Des échanges entre pairs
Les utilisateurs de la plateforme vont pouvoir, s’ils le souhaitent, fournir leurs propres indicateurs. Mais il n’y a pas d’obligation à cette réciprocité. Ils pourront donc gratuitement injecter des flux de renseignements dans leurs SIEM. QRadar est évidemment supporté nativement, mais une API est mise à disposition pour les autres.
Surtout, les utilisateurs doivent pouvoir échanger avec leurs pairs, via une interface collaborative, directement sur la plateforme. IBM a prévu pour cela la création de communautés, sur la base de différents éléments, comme le secteur d’activité : « nous voulons que les utilisateurs puissent créer leurs propres communautés, à l’intérieur de leur entreprise, mais également à une échelle plus grande », explique Agnieska Bruyere. Et l’on pense là à des initiatives comme celles des détaillants américains ou des acteurs du secteur des services financiers outre-Atlantique.

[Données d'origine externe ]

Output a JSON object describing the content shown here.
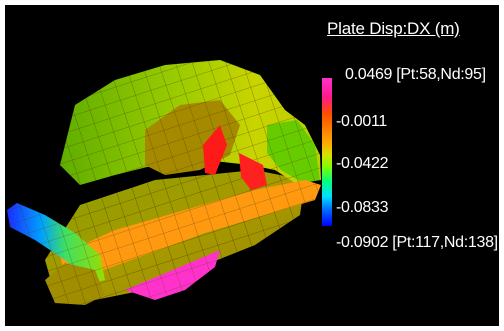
{
  "legend": {
    "title": "Plate Disp:DX (m)",
    "values": [
      "0.0469 [Pt:58,Nd:95]",
      "-0.0011",
      "-0.0422",
      "-0.0833",
      "-0.0902 [Pt:117,Nd:138]"
    ]
  },
  "colors": {
    "background": "#000000",
    "mesh_lines": "#5a3a00",
    "orange": "#ff9a10",
    "green": "#66cc00",
    "yellow_green": "#c8d800",
    "red": "#ff1a1a",
    "magenta": "#ff33cc",
    "blue": "#1a3cff"
  }
}
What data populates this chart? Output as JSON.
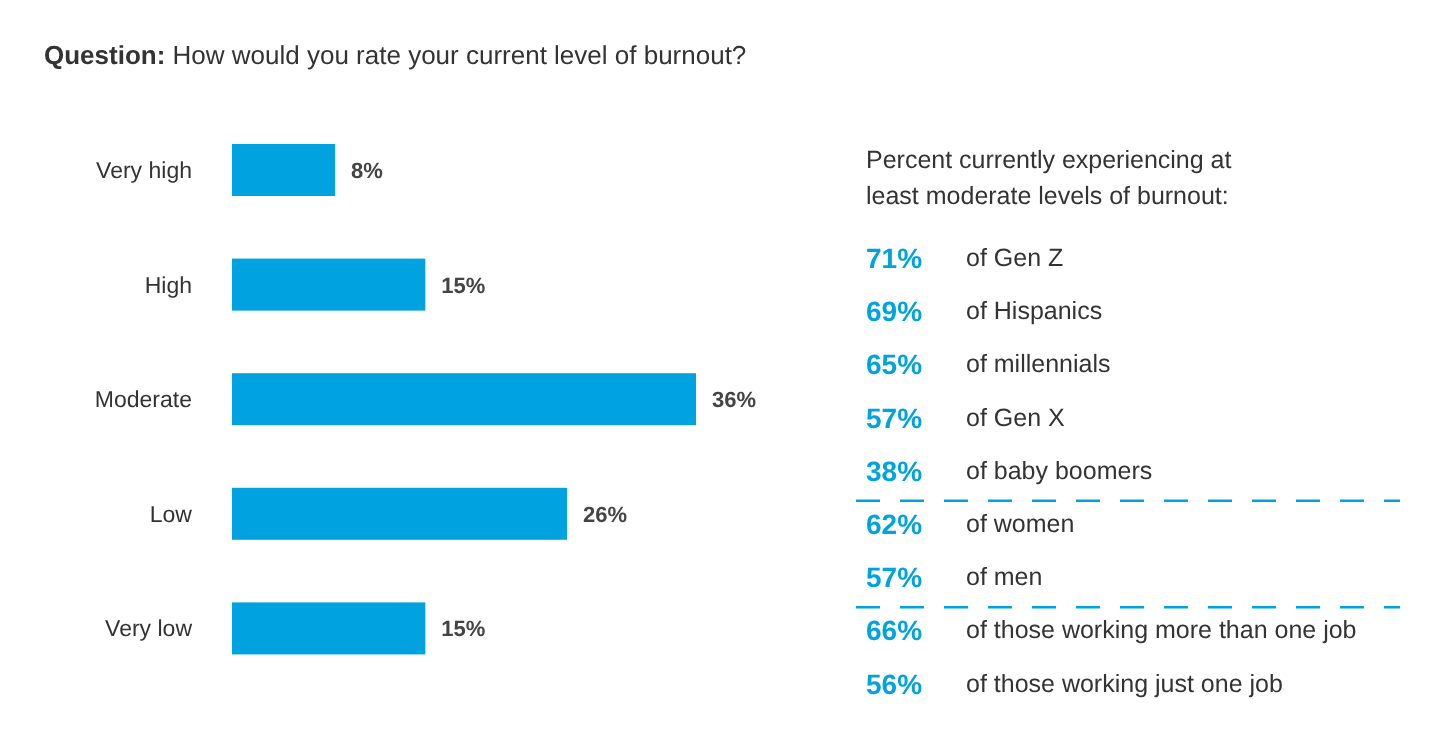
{
  "chart_data": [
    {
      "type": "bar",
      "orientation": "horizontal",
      "relative": false,
      "title": "Question: How would you rate your current level of burnout?",
      "categories": [
        "Very high",
        "High",
        "Moderate",
        "Low",
        "Very low"
      ],
      "values": [
        8,
        15,
        36,
        26,
        15
      ],
      "value_labels": [
        "8%",
        "15%",
        "36%",
        "26%",
        "15%"
      ],
      "color": "#00a3e0"
    },
    {
      "type": "other",
      "title": "Percent currently experiencing at least moderate levels of burnout:",
      "categories": [
        "of Gen Z",
        "of Hispanics",
        "of millennials",
        "of Gen X",
        "of baby boomers",
        "of women",
        "of men",
        "of those working more than one job",
        "of those working just one job"
      ],
      "values": [
        71,
        69,
        65,
        57,
        38,
        62,
        57,
        66,
        56
      ],
      "value_labels": [
        "71%",
        "69%",
        "65%",
        "57%",
        "38%",
        "62%",
        "57%",
        "66%",
        "56%"
      ],
      "color": "#00a3e0"
    }
  ]
}
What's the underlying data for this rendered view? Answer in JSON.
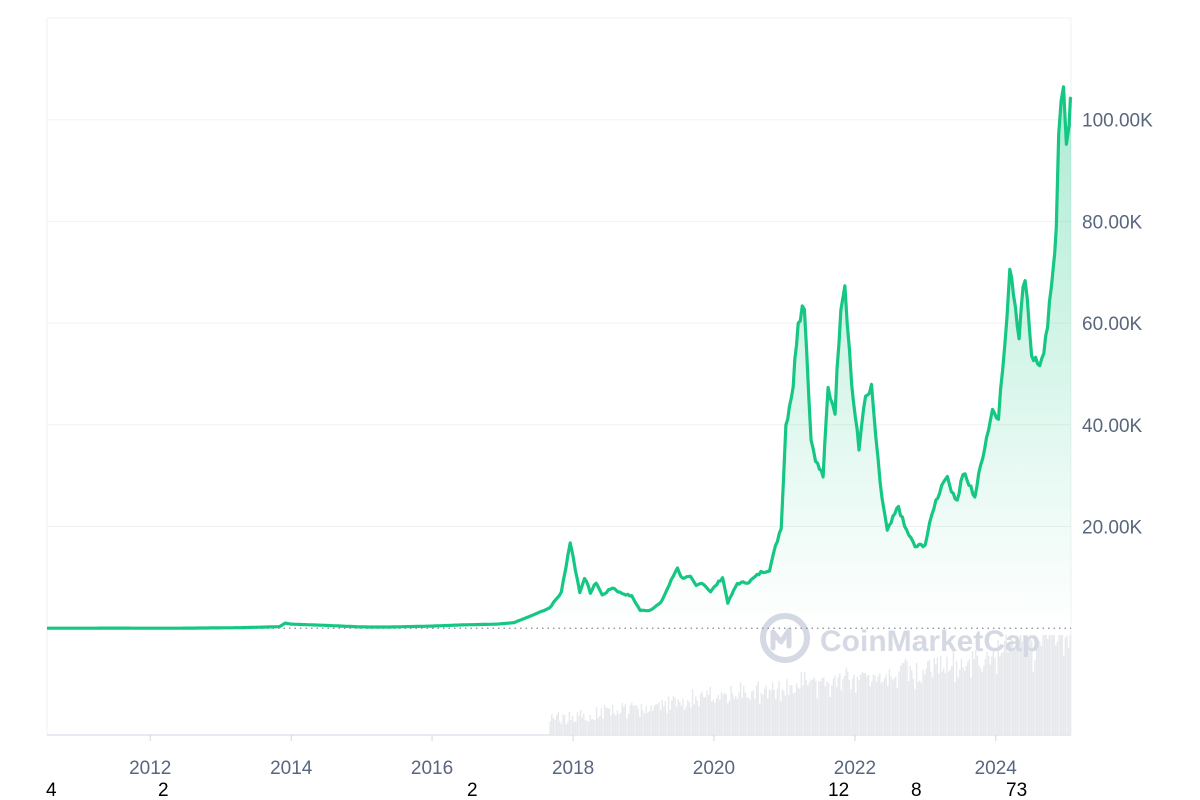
{
  "colors": {
    "line": "#16c784",
    "line_early": "#ea3943",
    "area_top": "#16c784",
    "grid": "#eff2f5",
    "axis_text": "#58667e",
    "baseline_dots": "#808a9d",
    "volume": "#e6e8ec",
    "watermark": "#d4d9e3"
  },
  "watermark": {
    "text": "CoinMarketCap",
    "icon": "coinmarketcap-logo-icon"
  },
  "footer_numbers": [
    "4",
    "2",
    "2",
    "12",
    "8",
    "73"
  ],
  "chart_data": {
    "type": "area",
    "title": "",
    "xlabel": "",
    "ylabel": "",
    "xlim": [
      "2010-07-15",
      "2025-01-25"
    ],
    "ylim": [
      -21000,
      120000
    ],
    "grid": true,
    "x_ticks": [
      "2012",
      "2014",
      "2016",
      "2018",
      "2020",
      "2022",
      "2024"
    ],
    "y_ticks": [
      "20.00K",
      "40.00K",
      "60.00K",
      "80.00K",
      "100.00K"
    ],
    "y_tick_values": [
      20000,
      40000,
      60000,
      80000,
      100000
    ],
    "baseline_value": 0,
    "series": [
      {
        "values": [
          [
            "2010-07-15",
            0.05
          ],
          [
            "2011-06-01",
            15
          ],
          [
            "2012-06-01",
            6
          ],
          [
            "2013-04-01",
            100
          ],
          [
            "2013-11-01",
            300
          ],
          [
            "2013-12-01",
            1000
          ],
          [
            "2014-01-01",
            800
          ],
          [
            "2014-06-01",
            600
          ],
          [
            "2015-01-01",
            250
          ],
          [
            "2015-06-01",
            240
          ],
          [
            "2016-01-01",
            420
          ],
          [
            "2016-06-01",
            650
          ],
          [
            "2016-12-01",
            800
          ],
          [
            "2017-03-01",
            1100
          ],
          [
            "2017-06-01",
            2500
          ],
          [
            "2017-09-01",
            4000
          ],
          [
            "2017-11-01",
            7000
          ],
          [
            "2017-12-17",
            17000
          ],
          [
            "2018-01-01",
            14000
          ],
          [
            "2018-02-05",
            7000
          ],
          [
            "2018-03-01",
            10000
          ],
          [
            "2018-04-01",
            7000
          ],
          [
            "2018-05-01",
            9000
          ],
          [
            "2018-06-01",
            6500
          ],
          [
            "2018-07-25",
            8000
          ],
          [
            "2018-09-01",
            7000
          ],
          [
            "2018-11-01",
            6300
          ],
          [
            "2018-12-15",
            3500
          ],
          [
            "2019-02-01",
            3500
          ],
          [
            "2019-04-01",
            5000
          ],
          [
            "2019-06-26",
            12000
          ],
          [
            "2019-07-15",
            10000
          ],
          [
            "2019-09-01",
            10000
          ],
          [
            "2019-10-01",
            8300
          ],
          [
            "2019-11-01",
            9000
          ],
          [
            "2019-12-15",
            7200
          ],
          [
            "2020-02-15",
            10000
          ],
          [
            "2020-03-13",
            5000
          ],
          [
            "2020-05-01",
            8800
          ],
          [
            "2020-07-01",
            9100
          ],
          [
            "2020-09-01",
            11000
          ],
          [
            "2020-10-15",
            11500
          ],
          [
            "2020-11-15",
            16000
          ],
          [
            "2020-12-15",
            20000
          ],
          [
            "2021-01-08",
            40000
          ],
          [
            "2021-02-15",
            48000
          ],
          [
            "2021-03-13",
            61000
          ],
          [
            "2021-04-14",
            64000
          ],
          [
            "2021-05-19",
            37000
          ],
          [
            "2021-06-22",
            32000
          ],
          [
            "2021-07-20",
            30000
          ],
          [
            "2021-08-15",
            47000
          ],
          [
            "2021-09-20",
            43000
          ],
          [
            "2021-10-20",
            64000
          ],
          [
            "2021-11-10",
            68000
          ],
          [
            "2021-12-15",
            48000
          ],
          [
            "2022-01-22",
            35000
          ],
          [
            "2022-02-15",
            44000
          ],
          [
            "2022-03-28",
            47000
          ],
          [
            "2022-05-12",
            28000
          ],
          [
            "2022-06-18",
            19000
          ],
          [
            "2022-08-15",
            24000
          ],
          [
            "2022-09-15",
            20000
          ],
          [
            "2022-11-09",
            16000
          ],
          [
            "2022-12-31",
            16500
          ],
          [
            "2023-02-15",
            24000
          ],
          [
            "2023-04-15",
            30000
          ],
          [
            "2023-06-15",
            25000
          ],
          [
            "2023-07-15",
            30500
          ],
          [
            "2023-09-15",
            26000
          ],
          [
            "2023-10-25",
            34000
          ],
          [
            "2023-12-15",
            43000
          ],
          [
            "2024-01-15",
            42000
          ],
          [
            "2024-02-28",
            60000
          ],
          [
            "2024-03-14",
            72000
          ],
          [
            "2024-05-01",
            58000
          ],
          [
            "2024-06-01",
            70000
          ],
          [
            "2024-07-05",
            54000
          ],
          [
            "2024-08-05",
            52000
          ],
          [
            "2024-09-06",
            53000
          ],
          [
            "2024-10-15",
            66000
          ],
          [
            "2024-11-10",
            80000
          ],
          [
            "2024-11-22",
            99000
          ],
          [
            "2024-12-17",
            106000
          ],
          [
            "2025-01-01",
            93000
          ],
          [
            "2025-01-15",
            100000
          ],
          [
            "2025-01-22",
            105000
          ],
          [
            "2025-01-25",
            104000
          ]
        ]
      }
    ]
  }
}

Pour IBM, il faut imaginer sa plateforme comme « un Pinterest ou Evernote pour équipes de sécurité » visant à permettre de corréler les données et « d’obtenir un contexte par rapport à d’autres industries ».
… et au-delà ?
Mais les attaquants sont-ils susceptibles d’utiliser également la plateforme afin de chercher à apprendre ce que l’on sait de lui ? Une question importante, si l’on en croît William Dupuy, chef du centre de cyberdéfense du ministère de la Défense, le Calid. Lors d’une table ronde organisée à l’occasion de l’édition 2015 du Forum International de la Cybersécurité, à Lille, fin janvier dernier, il soulignait ainsi que « personne ne veut que l’attaquant gagne des informations sur ce que l’on sait de lui ». Et si « cela peut sembler très simple énoncé comme ça », « tant que l’attaquant n’est pas identifié, on se pose la question de savoir à qui on peut adresser l’information le concernant ».
Agnieska Bruyere reconnaît l’importance du sujet, soulignant aussi un autre risque : l’alimentation de la plateforme en informations fausses par des acteurs malveillants. Mais elle souligne que « les utilisateurs de la plateforme vont aider à faciliter les relations de confiance. […] Les analystes de sécurité sont parmi les utilisateurs les plus mûrs et ils ne prennent pas les données pour argent comptant. Ils se penchent sur le contacte, la pertinence, et la source très attentivement avant d’utiliser les données ». Ce qui ne commence toutefois à répondre qu’à une partie du sujet.
Watson, pour les données non structurées
Reste que produire des renseignements sur les menaces présente un défi : le traitement de données, structurées et non structurées. « C’est un vrai sujet », reconnaît Agnieska Bruyere : « pour l’heure, nous utilisons i2 pour faire l’analyse de données normalisées […] mais il peut y avoir plus que cela et d’autres informations pas forcément structurables ni normalisables pour une consommation automatique ». Des informations qui nécessitent une intervention humaine. Et là, pourquoi ne pas mettre à profit une technologie à laquelle IBM a dédié une division il y a un peu plus d’un an et que le groupe a récemment musclé au traitement sémantique, à savoir Watson ?
Une véritable piste de travail, reconnaît Agnieska Bruyere : « utiliser Watson pour la sécurité, nous sommes en pleine réflexion ». Mais il ne faut rien attendre de concret dans ce domaine avant la fin de l’année.